A Distributed Systems Parallel

This lesson reminded me of work I did on a fault-tolerant distributed log storage system.

Logs are append-only not because it is elegant, but because it is debuggable.

Prompt caching plays a similar role. It creates a record of intent.

You can ask:

  • Have I seen this prompt before?
  • Did it behave differently last time?
  • What changed upstream?

Without caching, every request is ephemeral. With caching, the system gains memory.

Tradeoffs I Had to Accept

Caching is not free.

  • Stale prompts can hide upstream bugs
  • Cache invalidation is still hard
  • Over-caching can freeze bad behavior

The solution was not aggressive caching.

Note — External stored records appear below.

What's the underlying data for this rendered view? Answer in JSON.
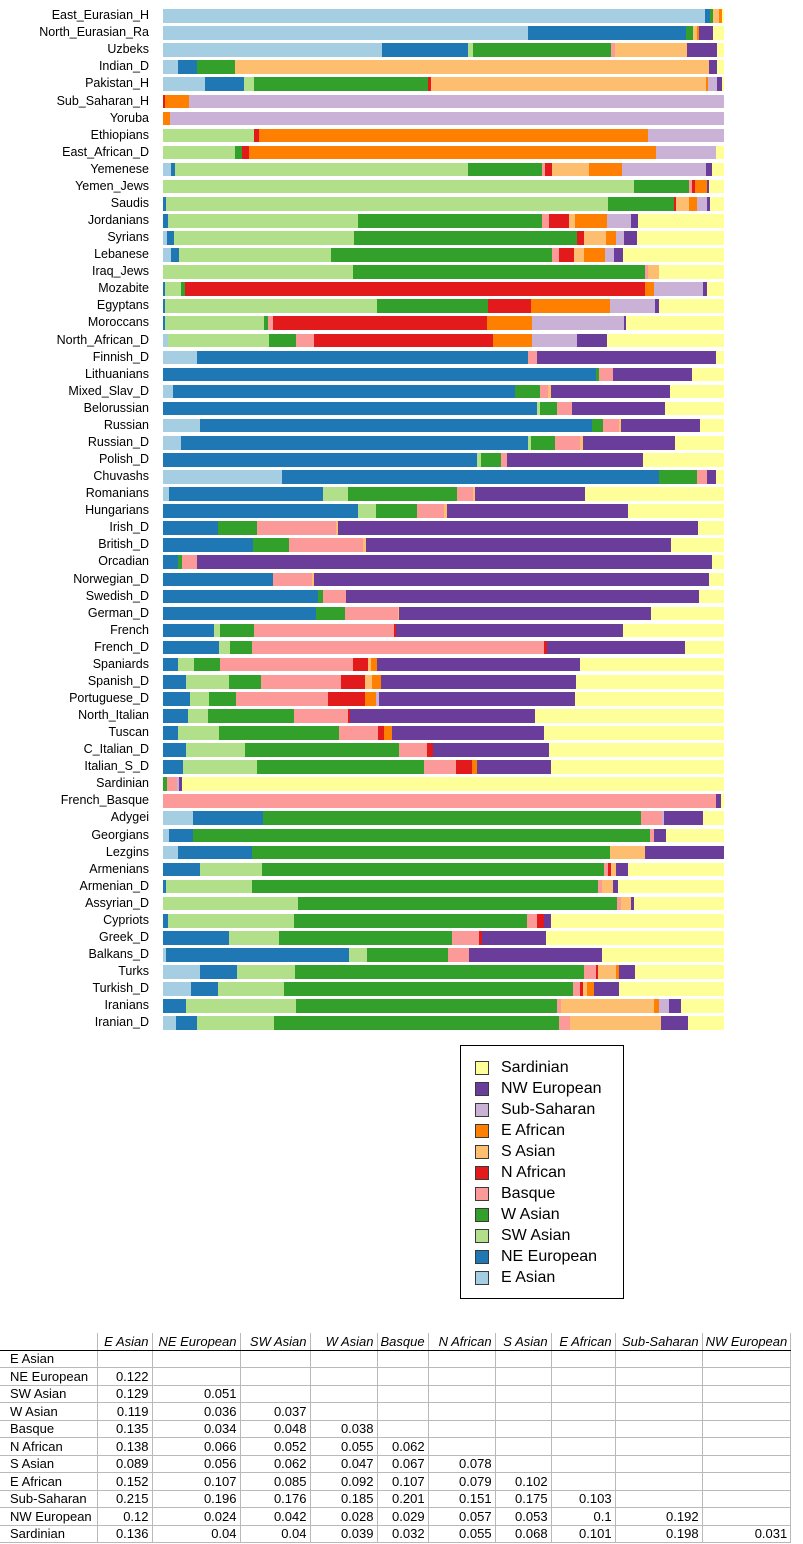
{
  "chart_data": {
    "type": "bar",
    "orientation": "horizontal-stacked",
    "title": "",
    "xlabel": "",
    "ylabel": "",
    "unit": "percent of ancestry component per population",
    "xlim": [
      0,
      100
    ],
    "grid": false,
    "components": [
      "E Asian",
      "NE European",
      "SW Asian",
      "W Asian",
      "Basque",
      "N African",
      "S Asian",
      "E African",
      "Sub-Saharan",
      "NW European",
      "Sardinian"
    ],
    "colors": [
      "#A6CEE3",
      "#1F78B4",
      "#B2DF8A",
      "#33A02C",
      "#FB9A99",
      "#E31A1C",
      "#FDBF6F",
      "#FF7F00",
      "#CAB2D6",
      "#6A3D9A",
      "#FFFF99"
    ],
    "rows": [
      {
        "label": "East_Eurasian_H",
        "values": [
          96.6,
          0.9,
          0,
          0.6,
          0,
          0,
          1.0,
          0.5,
          0,
          0,
          0.4
        ]
      },
      {
        "label": "North_Eurasian_Ra",
        "values": [
          65.1,
          28.1,
          0,
          1.2,
          0,
          0,
          0.8,
          0.4,
          0,
          2.5,
          1.9
        ]
      },
      {
        "label": "Uzbeks",
        "values": [
          39.1,
          15.3,
          0.9,
          24.6,
          0.6,
          0,
          12.9,
          0,
          0,
          5.4,
          1.2
        ]
      },
      {
        "label": "Indian_D",
        "values": [
          2.6,
          3.5,
          0,
          6.7,
          0,
          0,
          84.5,
          0,
          0,
          1.5,
          1.2
        ]
      },
      {
        "label": "Pakistan_H",
        "values": [
          7.5,
          6.9,
          1.8,
          31.1,
          0,
          0.4,
          49.1,
          0.3,
          1.6,
          0.9,
          0.4
        ]
      },
      {
        "label": "Sub_Saharan_H",
        "values": [
          0,
          0,
          0,
          0,
          0,
          0.4,
          0,
          4.2,
          95.4,
          0,
          0
        ]
      },
      {
        "label": "Yoruba",
        "values": [
          0,
          0,
          0,
          0,
          0,
          0,
          0,
          1.2,
          98.8,
          0,
          0
        ]
      },
      {
        "label": "Ethiopians",
        "values": [
          0,
          0,
          16.2,
          0,
          0,
          1.0,
          0,
          69.3,
          13.5,
          0,
          0
        ]
      },
      {
        "label": "East_African_D",
        "values": [
          0,
          0,
          12.8,
          1.3,
          0,
          1.2,
          0,
          72.6,
          10.7,
          0,
          1.4
        ]
      },
      {
        "label": "Yemenese",
        "values": [
          1.4,
          0.7,
          52.2,
          13.3,
          0.5,
          1.2,
          6.6,
          5.9,
          14.9,
          1.2,
          2.1
        ]
      },
      {
        "label": "Yemen_Jews",
        "values": [
          0,
          0,
          84.0,
          9.8,
          0.5,
          0.5,
          0,
          2.1,
          0,
          0.5,
          2.6
        ]
      },
      {
        "label": "Saudis",
        "values": [
          0,
          0.6,
          78.7,
          11.7,
          0,
          0.5,
          2.3,
          1.4,
          1.8,
          0.5,
          2.5
        ]
      },
      {
        "label": "Jordanians",
        "values": [
          0,
          0.9,
          33.8,
          32.9,
          1.2,
          3.6,
          1.1,
          5.7,
          4.3,
          1.1,
          15.4
        ]
      },
      {
        "label": "Syrians",
        "values": [
          0.7,
          1.2,
          31.9,
          39.7,
          0,
          1.1,
          3.9,
          1.8,
          1.4,
          2.3,
          15.5
        ]
      },
      {
        "label": "Lebanese",
        "values": [
          1.4,
          1.4,
          27.0,
          39.3,
          1.2,
          2.7,
          1.8,
          3.6,
          1.6,
          1.6,
          18.0
        ]
      },
      {
        "label": "Iraq_Jews",
        "values": [
          0,
          0,
          33.8,
          52.1,
          0.5,
          0,
          2.0,
          0,
          0,
          0,
          11.6
        ]
      },
      {
        "label": "Mozabite",
        "values": [
          0,
          0.4,
          2.8,
          0.7,
          0,
          81.5,
          0,
          1.6,
          8.7,
          0.7,
          3.1
        ]
      },
      {
        "label": "Egyptans",
        "values": [
          0,
          0.4,
          37.7,
          19.8,
          0,
          7.7,
          0,
          14.1,
          8.0,
          0.7,
          11.6
        ]
      },
      {
        "label": "Moroccans",
        "values": [
          0,
          0.4,
          17.6,
          0.7,
          0.9,
          38.1,
          0,
          8.0,
          16.4,
          0.4,
          17.5
        ]
      },
      {
        "label": "North_African_D",
        "values": [
          0.9,
          0,
          18.0,
          4.8,
          3.2,
          32.0,
          0,
          6.9,
          8.0,
          5.3,
          20.9
        ]
      },
      {
        "label": "Finnish_D",
        "values": [
          6.0,
          59.1,
          0,
          0,
          1.6,
          0,
          0,
          0,
          0,
          31.8,
          1.5
        ]
      },
      {
        "label": "Lithuanians",
        "values": [
          0,
          77.2,
          0,
          0.5,
          2.5,
          0,
          0,
          0,
          0,
          14.1,
          5.7
        ]
      },
      {
        "label": "Mixed_Slav_D",
        "values": [
          1.8,
          61.0,
          0,
          4.4,
          1.4,
          0,
          0.5,
          0,
          0,
          21.2,
          9.7
        ]
      },
      {
        "label": "Belorussian",
        "values": [
          0,
          66.7,
          0.5,
          3.0,
          2.7,
          0,
          0,
          0,
          0,
          16.5,
          10.6
        ]
      },
      {
        "label": "Russian",
        "values": [
          6.6,
          69.8,
          0,
          2.1,
          2.7,
          0,
          0.5,
          0,
          0,
          14.1,
          4.2
        ]
      },
      {
        "label": "Russian_D",
        "values": [
          3.2,
          61.9,
          0.5,
          4.3,
          4.4,
          0,
          0.5,
          0,
          0,
          16.5,
          8.7
        ]
      },
      {
        "label": "Polish_D",
        "values": [
          0,
          56.0,
          0.6,
          3.7,
          1.1,
          0,
          0,
          0,
          0,
          24.2,
          14.4
        ]
      },
      {
        "label": "Chuvashs",
        "values": [
          21.2,
          67.3,
          0,
          6.6,
          1.8,
          0,
          0,
          0,
          0,
          1.6,
          1.5
        ]
      },
      {
        "label": "Romanians",
        "values": [
          1.0,
          27.6,
          4.4,
          19.4,
          2.8,
          0,
          0.5,
          0,
          0,
          19.6,
          24.7
        ]
      },
      {
        "label": "Hungarians",
        "values": [
          0,
          34.7,
          3.2,
          7.3,
          4.8,
          0,
          0.7,
          0,
          0,
          32.2,
          17.1
        ]
      },
      {
        "label": "Irish_D",
        "values": [
          0,
          9.8,
          0,
          6.9,
          14.1,
          0,
          0.4,
          0,
          0,
          64.1,
          4.7
        ]
      },
      {
        "label": "British_D",
        "values": [
          0,
          16.0,
          0,
          6.4,
          13.3,
          0,
          0.4,
          0,
          0,
          54.4,
          9.5
        ]
      },
      {
        "label": "Orcadian",
        "values": [
          0,
          2.7,
          0,
          0.6,
          2.8,
          0,
          0,
          0,
          0,
          91.7,
          2.2
        ]
      },
      {
        "label": "Norwegian_D",
        "values": [
          0,
          19.6,
          0,
          0,
          6.9,
          0,
          0.4,
          0,
          0,
          70.5,
          2.6
        ]
      },
      {
        "label": "Swedish_D",
        "values": [
          0,
          27.6,
          0,
          0.9,
          4.1,
          0,
          0,
          0,
          0,
          63.0,
          4.4
        ]
      },
      {
        "label": "German_D",
        "values": [
          0,
          27.2,
          0,
          5.2,
          9.4,
          0,
          0.3,
          0,
          0,
          44.8,
          13.1
        ]
      },
      {
        "label": "French",
        "values": [
          0,
          9.1,
          1.1,
          6.0,
          24.9,
          0.5,
          0,
          0,
          0,
          40.4,
          18.0
        ]
      },
      {
        "label": "French_D",
        "values": [
          0,
          10.0,
          2.0,
          3.9,
          52.1,
          0.4,
          0,
          0,
          0,
          24.7,
          6.9
        ]
      },
      {
        "label": "Spaniards",
        "values": [
          0,
          2.7,
          2.8,
          4.6,
          23.8,
          2.7,
          0.4,
          1.2,
          0,
          36.1,
          25.7
        ]
      },
      {
        "label": "Spanish_D",
        "values": [
          0,
          4.1,
          7.7,
          5.7,
          14.2,
          4.3,
          1.2,
          1.6,
          0,
          34.9,
          26.3
        ]
      },
      {
        "label": "Portuguese_D",
        "values": [
          0,
          4.8,
          3.4,
          4.8,
          16.4,
          6.6,
          0,
          2.0,
          0.5,
          34.9,
          26.6
        ]
      },
      {
        "label": "North_Italian",
        "values": [
          0,
          4.4,
          3.6,
          15.3,
          9.6,
          0.5,
          0,
          0,
          0,
          32.9,
          33.7
        ]
      },
      {
        "label": "Tuscan",
        "values": [
          0,
          2.7,
          7.3,
          21.4,
          7.0,
          1.0,
          0,
          1.4,
          0,
          27.2,
          32.0
        ]
      },
      {
        "label": "C_Italian_D",
        "values": [
          0,
          4.1,
          10.5,
          27.4,
          5.0,
          1.2,
          0,
          0,
          0,
          20.6,
          31.2
        ]
      },
      {
        "label": "Italian_S_D",
        "values": [
          0,
          3.6,
          13.2,
          29.7,
          5.7,
          2.8,
          0,
          0.9,
          0,
          13.2,
          30.9
        ]
      },
      {
        "label": "Sardinian",
        "values": [
          0,
          0,
          0,
          0.7,
          1.8,
          0,
          0,
          0,
          0.3,
          0.6,
          96.6
        ]
      },
      {
        "label": "French_Basque",
        "values": [
          0,
          0,
          0,
          0,
          98.6,
          0,
          0,
          0,
          0,
          0.9,
          0.5
        ]
      },
      {
        "label": "Adygei",
        "values": [
          5.3,
          12.5,
          0,
          67.4,
          3.7,
          0,
          0,
          0,
          0.4,
          6.9,
          3.8
        ]
      },
      {
        "label": "Georgians",
        "values": [
          1.0,
          4.3,
          0,
          81.5,
          0.8,
          0,
          0,
          0,
          0,
          2.1,
          10.3
        ]
      },
      {
        "label": "Lezgins",
        "values": [
          2.6,
          13.2,
          0,
          63.9,
          0,
          0,
          6.2,
          0,
          0,
          14.1,
          0
        ]
      },
      {
        "label": "Armenians",
        "values": [
          0,
          6.6,
          11.0,
          61.0,
          0.7,
          0.5,
          1.0,
          0,
          0,
          2.0,
          17.2
        ]
      },
      {
        "label": "Armenian_D",
        "values": [
          0,
          0.5,
          15.3,
          61.7,
          0.8,
          0,
          2.0,
          0,
          0,
          0.8,
          18.9
        ]
      },
      {
        "label": "Assyrian_D",
        "values": [
          0,
          0,
          24.0,
          56.9,
          0.7,
          0,
          1.8,
          0,
          0,
          0.5,
          16.1
        ]
      },
      {
        "label": "Cypriots",
        "values": [
          0,
          0.9,
          22.4,
          41.6,
          1.7,
          1.4,
          0,
          0,
          0,
          1.1,
          30.9
        ]
      },
      {
        "label": "Greek_D",
        "values": [
          0,
          11.7,
          8.9,
          31.0,
          4.8,
          0.4,
          0,
          0,
          0,
          11.4,
          31.8
        ]
      },
      {
        "label": "Balkans_D",
        "values": [
          0.5,
          32.7,
          3.2,
          14.4,
          3.7,
          0,
          0,
          0,
          0,
          23.7,
          21.8
        ]
      },
      {
        "label": "Turks",
        "values": [
          6.6,
          6.6,
          10.3,
          51.6,
          2.0,
          0.5,
          3.2,
          0.4,
          0,
          3.0,
          15.8
        ]
      },
      {
        "label": "Turkish_D",
        "values": [
          5.0,
          4.8,
          11.7,
          51.5,
          1.4,
          0.5,
          0.7,
          1.3,
          0,
          4.4,
          18.7
        ]
      },
      {
        "label": "Iranians",
        "values": [
          0,
          4.1,
          19.6,
          46.6,
          0.7,
          0,
          16.5,
          0.9,
          1.8,
          2.1,
          7.7
        ]
      },
      {
        "label": "Iranian_D",
        "values": [
          2.3,
          3.7,
          13.7,
          50.9,
          2.0,
          0,
          16.2,
          0,
          0,
          4.8,
          6.4
        ]
      }
    ]
  },
  "legend": {
    "entries": [
      {
        "label": "Sardinian",
        "color": "#FFFF99"
      },
      {
        "label": "NW European",
        "color": "#6A3D9A"
      },
      {
        "label": "Sub-Saharan",
        "color": "#CAB2D6"
      },
      {
        "label": "E African",
        "color": "#FF7F00"
      },
      {
        "label": "S Asian",
        "color": "#FDBF6F"
      },
      {
        "label": "N African",
        "color": "#E31A1C"
      },
      {
        "label": "Basque",
        "color": "#FB9A99"
      },
      {
        "label": "W Asian",
        "color": "#33A02C"
      },
      {
        "label": "SW Asian",
        "color": "#B2DF8A"
      },
      {
        "label": "NE European",
        "color": "#1F78B4"
      },
      {
        "label": "E Asian",
        "color": "#A6CEE3"
      }
    ]
  },
  "table": {
    "title": "pairwise distance matrix",
    "columns": [
      "",
      "E Asian",
      "NE European",
      "SW Asian",
      "W Asian",
      "Basque",
      "N African",
      "S Asian",
      "E African",
      "Sub-Saharan",
      "NW European"
    ],
    "rows": [
      {
        "label": "E Asian",
        "values": []
      },
      {
        "label": "NE European",
        "values": [
          "0.122"
        ]
      },
      {
        "label": "SW Asian",
        "values": [
          "0.129",
          "0.051"
        ]
      },
      {
        "label": "W Asian",
        "values": [
          "0.119",
          "0.036",
          "0.037"
        ]
      },
      {
        "label": "Basque",
        "values": [
          "0.135",
          "0.034",
          "0.048",
          "0.038"
        ]
      },
      {
        "label": "N African",
        "values": [
          "0.138",
          "0.066",
          "0.052",
          "0.055",
          "0.062"
        ]
      },
      {
        "label": "S Asian",
        "values": [
          "0.089",
          "0.056",
          "0.062",
          "0.047",
          "0.067",
          "0.078"
        ]
      },
      {
        "label": "E African",
        "values": [
          "0.152",
          "0.107",
          "0.085",
          "0.092",
          "0.107",
          "0.079",
          "0.102"
        ]
      },
      {
        "label": "Sub-Saharan",
        "values": [
          "0.215",
          "0.196",
          "0.176",
          "0.185",
          "0.201",
          "0.151",
          "0.175",
          "0.103"
        ]
      },
      {
        "label": "NW European",
        "values": [
          "0.12",
          "0.024",
          "0.042",
          "0.028",
          "0.029",
          "0.057",
          "0.053",
          "0.1",
          "0.192"
        ]
      },
      {
        "label": "Sardinian",
        "values": [
          "0.136",
          "0.04",
          "0.04",
          "0.039",
          "0.032",
          "0.055",
          "0.068",
          "0.101",
          "0.198",
          "0.031"
        ]
      }
    ]
  }
}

It was intentional caching.

I tied invalidation to:

  • Prompt version changes
  • Retrieval index updates
  • Safety policy revisions

Caching became part of the design, not a patch.

How This Changed How I Build AI Systems

I no longer start with the question, “Which model should I use?”

I start with:

  • What should be stable?
  • What should be recomputed?
  • What needs observability?
  • Where do I want determinism?

Prompt caching forced me to see AI systems less as magical interfaces and more as pipelines.

And pipelines need good plumbing.

Closing Thought

Most users will never ask if you cache prompts.

They will not see it in demos. They will not praise it in reviews.

But they will feel it.

In faster responses. In consistent answers. In systems that fail loudly instead of mysteriously.

That is the work I enjoy most: making invisible systems trustworthy.